Einmal sogar – ich erinnere mich – hatte unser Lehrer bei irgendeiner Personalbefragung meinen Vater unter der Rubrik „Angestellter“ eingeordnet, was ich als nicht zutreffend richtigzustellen versuchte. Aber er meinte, so ähnlich wie Angestellter, denn er sei ja im festen Arbeitsverhältnis. Doch das hatte sich in den Jahren zuvor, wie schon gesagt, als unwahr erwiesen, als unser Vater gleich den anderen Arbeitern im Dorf arbeitslos geworden war. Das war 1931 – 32 … 33, die Zeit mit 6 Millionen Arbeitslosen in ganz Deutschland.

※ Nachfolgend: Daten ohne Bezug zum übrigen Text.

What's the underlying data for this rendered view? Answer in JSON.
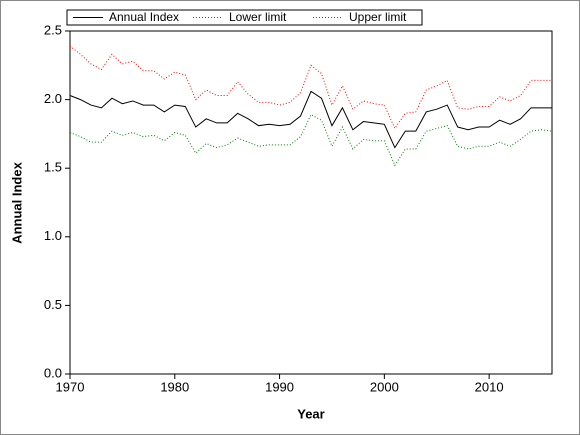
{
  "chart_data": {
    "type": "line",
    "xlabel": "Year",
    "ylabel": "Annual Index",
    "x": [
      1970,
      1971,
      1972,
      1973,
      1974,
      1975,
      1976,
      1977,
      1978,
      1979,
      1980,
      1981,
      1982,
      1983,
      1984,
      1985,
      1986,
      1987,
      1988,
      1989,
      1990,
      1991,
      1992,
      1993,
      1994,
      1995,
      1996,
      1997,
      1998,
      1999,
      2000,
      2001,
      2002,
      2003,
      2004,
      2005,
      2006,
      2007,
      2008,
      2009,
      2010,
      2011,
      2012,
      2013,
      2014,
      2015,
      2016
    ],
    "series": [
      {
        "name": "Annual Index",
        "color": "#000000",
        "dash": "solid",
        "values": [
          2.03,
          2.0,
          1.96,
          1.94,
          2.01,
          1.97,
          1.99,
          1.96,
          1.96,
          1.91,
          1.96,
          1.95,
          1.8,
          1.86,
          1.83,
          1.83,
          1.9,
          1.86,
          1.81,
          1.82,
          1.81,
          1.82,
          1.88,
          2.06,
          2.01,
          1.81,
          1.94,
          1.78,
          1.84,
          1.83,
          1.82,
          1.65,
          1.77,
          1.77,
          1.91,
          1.93,
          1.96,
          1.8,
          1.78,
          1.8,
          1.8,
          1.85,
          1.82,
          1.86,
          1.94,
          1.94,
          1.94
        ]
      },
      {
        "name": "Lower limit",
        "color": "#008000",
        "dash": "dotted",
        "values": [
          1.76,
          1.73,
          1.69,
          1.69,
          1.77,
          1.74,
          1.76,
          1.73,
          1.74,
          1.7,
          1.76,
          1.74,
          1.61,
          1.68,
          1.65,
          1.67,
          1.72,
          1.69,
          1.66,
          1.67,
          1.67,
          1.67,
          1.73,
          1.89,
          1.85,
          1.66,
          1.8,
          1.64,
          1.71,
          1.7,
          1.7,
          1.52,
          1.64,
          1.64,
          1.77,
          1.79,
          1.81,
          1.66,
          1.64,
          1.66,
          1.66,
          1.69,
          1.66,
          1.71,
          1.77,
          1.78,
          1.77
        ]
      },
      {
        "name": "Upper limit",
        "color": "#ff0000",
        "dash": "dotted",
        "values": [
          2.39,
          2.33,
          2.26,
          2.22,
          2.33,
          2.26,
          2.28,
          2.21,
          2.21,
          2.15,
          2.2,
          2.18,
          2.0,
          2.07,
          2.03,
          2.03,
          2.13,
          2.04,
          1.98,
          1.98,
          1.96,
          1.98,
          2.05,
          2.25,
          2.19,
          1.96,
          2.1,
          1.93,
          1.99,
          1.97,
          1.96,
          1.79,
          1.9,
          1.91,
          2.07,
          2.1,
          2.14,
          1.94,
          1.93,
          1.95,
          1.95,
          2.02,
          1.99,
          2.03,
          2.14,
          2.14,
          2.14
        ]
      }
    ],
    "xlim": [
      1970,
      2016
    ],
    "xticks": [
      1970,
      1980,
      1990,
      2000,
      2010
    ],
    "ylim": [
      0,
      2.5
    ],
    "yticks": [
      {
        "value": 0,
        "label": "0.0"
      },
      {
        "value": 0.5,
        "label": "0.5"
      },
      {
        "value": 1,
        "label": "1.0"
      },
      {
        "value": 1.5,
        "label": "1.5"
      },
      {
        "value": 2,
        "label": "2.0"
      },
      {
        "value": 2.5,
        "label": "2.5"
      }
    ],
    "grid": false,
    "legend": "top"
  }
}
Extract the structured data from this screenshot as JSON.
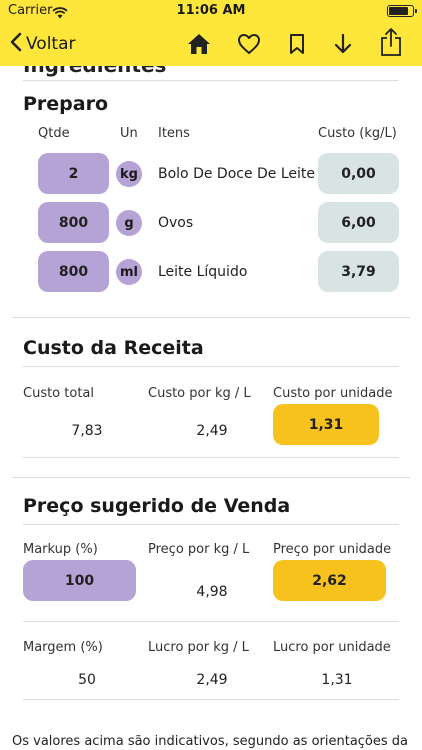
{
  "status_bar": {
    "carrier": "Carrier",
    "time": "11:06 AM"
  },
  "nav": {
    "back_label": "Voltar"
  },
  "cut_section_title": "Ingredientes",
  "preparo": {
    "title": "Preparo",
    "headers": {
      "qty": "Qtde",
      "unit": "Un",
      "items": "Itens",
      "cost": "Custo (kg/L)"
    },
    "rows": [
      {
        "qty": "2",
        "unit": "kg",
        "item": "Bolo De Doce De Leite",
        "cost": "0,00"
      },
      {
        "qty": "800",
        "unit": "g",
        "item": "Ovos",
        "cost": "6,00"
      },
      {
        "qty": "800",
        "unit": "ml",
        "item": "Leite Líquido",
        "cost": "3,79"
      }
    ]
  },
  "custo_receita": {
    "title": "Custo da Receita",
    "labels": {
      "total": "Custo total",
      "per_kg": "Custo por kg / L",
      "per_unit": "Custo por unidade"
    },
    "values": {
      "total": "7,83",
      "per_kg": "2,49",
      "per_unit": "1,31"
    }
  },
  "preco_venda": {
    "title": "Preço sugerido de Venda",
    "labels": {
      "markup": "Markup (%)",
      "price_kg": "Preço por kg / L",
      "price_unit": "Preço por unidade"
    },
    "values": {
      "markup": "100",
      "price_kg": "4,98",
      "price_unit": "2,62"
    },
    "labels2": {
      "margin": "Margem (%)",
      "profit_kg": "Lucro por kg / L",
      "profit_unit": "Lucro por unidade"
    },
    "values2": {
      "margin": "50",
      "profit_kg": "2,49",
      "profit_unit": "1,31"
    }
  },
  "footer_text": "Os valores acima são indicativos, segundo as orientações da",
  "colors": {
    "accent_yellow": "#ffe63b",
    "pill_purple": "#b6a3d6",
    "pill_gray": "#d8e3e4",
    "highlight_yellow": "#f7c21d"
  }
}
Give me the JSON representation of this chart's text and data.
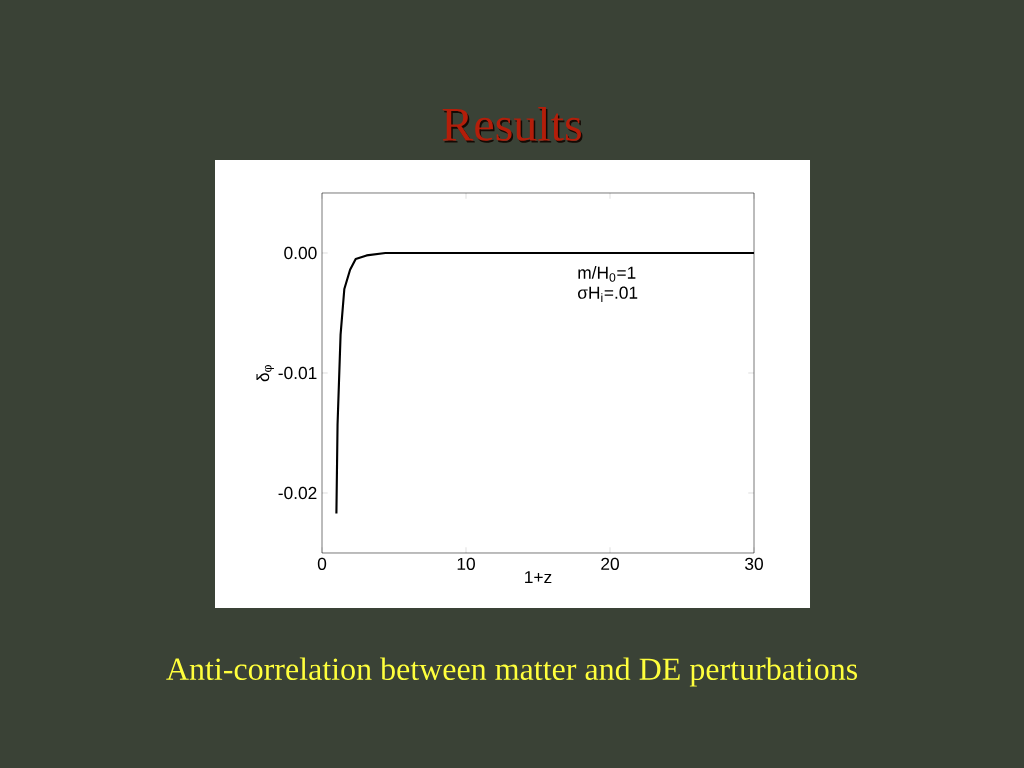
{
  "chart_data": {
    "type": "line",
    "title": "Results",
    "xlabel": "1+z",
    "ylabel": "δ$_{φ}$",
    "x": [
      1.0,
      1.08,
      1.29,
      1.55,
      1.95,
      2.34,
      3.1,
      4.4,
      8.4,
      30
    ],
    "series": [
      {
        "color": "#000000",
        "values": [
          -0.0217,
          -0.0143,
          -0.0068,
          -0.003,
          -0.0014,
          -0.0005,
          -0.0002,
          0,
          0,
          0
        ]
      }
    ],
    "xlim": [
      0,
      30
    ],
    "ylim": [
      -0.025,
      0.005
    ],
    "xticks": [
      0,
      10,
      20,
      30
    ],
    "yticks": [
      {
        "value": -0.02,
        "label": "-0.02"
      },
      {
        "value": -0.01,
        "label": "-0.01"
      },
      {
        "value": 0,
        "label": "0.00"
      }
    ],
    "annotations": [
      "m/H$_{0}$=1",
      "σH$_{i}$=.01",
      "Anti-correlation between matter and DE perturbations"
    ],
    "grid": false,
    "marker": "none",
    "line_style": "solid"
  }
}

Man „saß zu Hause“ jetzt, und mancher überlegte, mit welcher einträglichen Nebenbeschäftigung er seine „freie Zeit“ ausfüllen könne. Mein Vater ging zeitweise mit seinen Kollegen in den Wald, wo sie auf Kahlschlägen Baumstöcke rodeten, die zu Hause dann zu Brennholz zersägt und zerhackt wurden. In einem Winterhalbjahr hatte er auch aus herbeigeschafftem Birkenreisig in unserer Wohnstube Kehrbesen hergestellt, um sie in der Stadt zu verkaufen. Und es lag auch in der Arbeitslosenzeit, als mein Vater mit Hilfe unseres Nachbarn begann, hinter dem Haus einen massiven Schuppen zu bauen.
Unsere Mutter war Hausfrau. So hieß das, wenn die Ehefrau nicht einer beruflichen Tätigkeit nachging, sondern zu Hause die Kinder betreute und Küche und Hauswirtschaft bestellte. Wie bei anderen Arbeiterfamilien in unserem Dorf, zählte zur Hauswirtschaft meist ein kleinbäuerlicher Erwerbszweig mit Kleinvieh, Obst- und Gemüsegarten und einem Morgen Land hinterm Haus. Wir Jungen hatten die Kaninchen zu füttern und mussten wochentags das Futter für die Kuh vorbereiten. Letzeres war eine uninteressante, langweilige Arbeit, die wir möglichst aufschoben oder um die wir uns herumdrücken wollten, der wir aber nie entgehen konnten. Mutter, die uns zu diesem täglichen Pflichtpensum anhielt, hatte manchmal Ärger mit uns. Da gab es gelegentlich Streit um die gerechte Teilung der Arbeiten zwischen meinem Bruder und mir. Oder wir hatten viel interessantere Freizeitbeschäftigungen im Sinn als „Rieben schorben“ für unsere Kuh.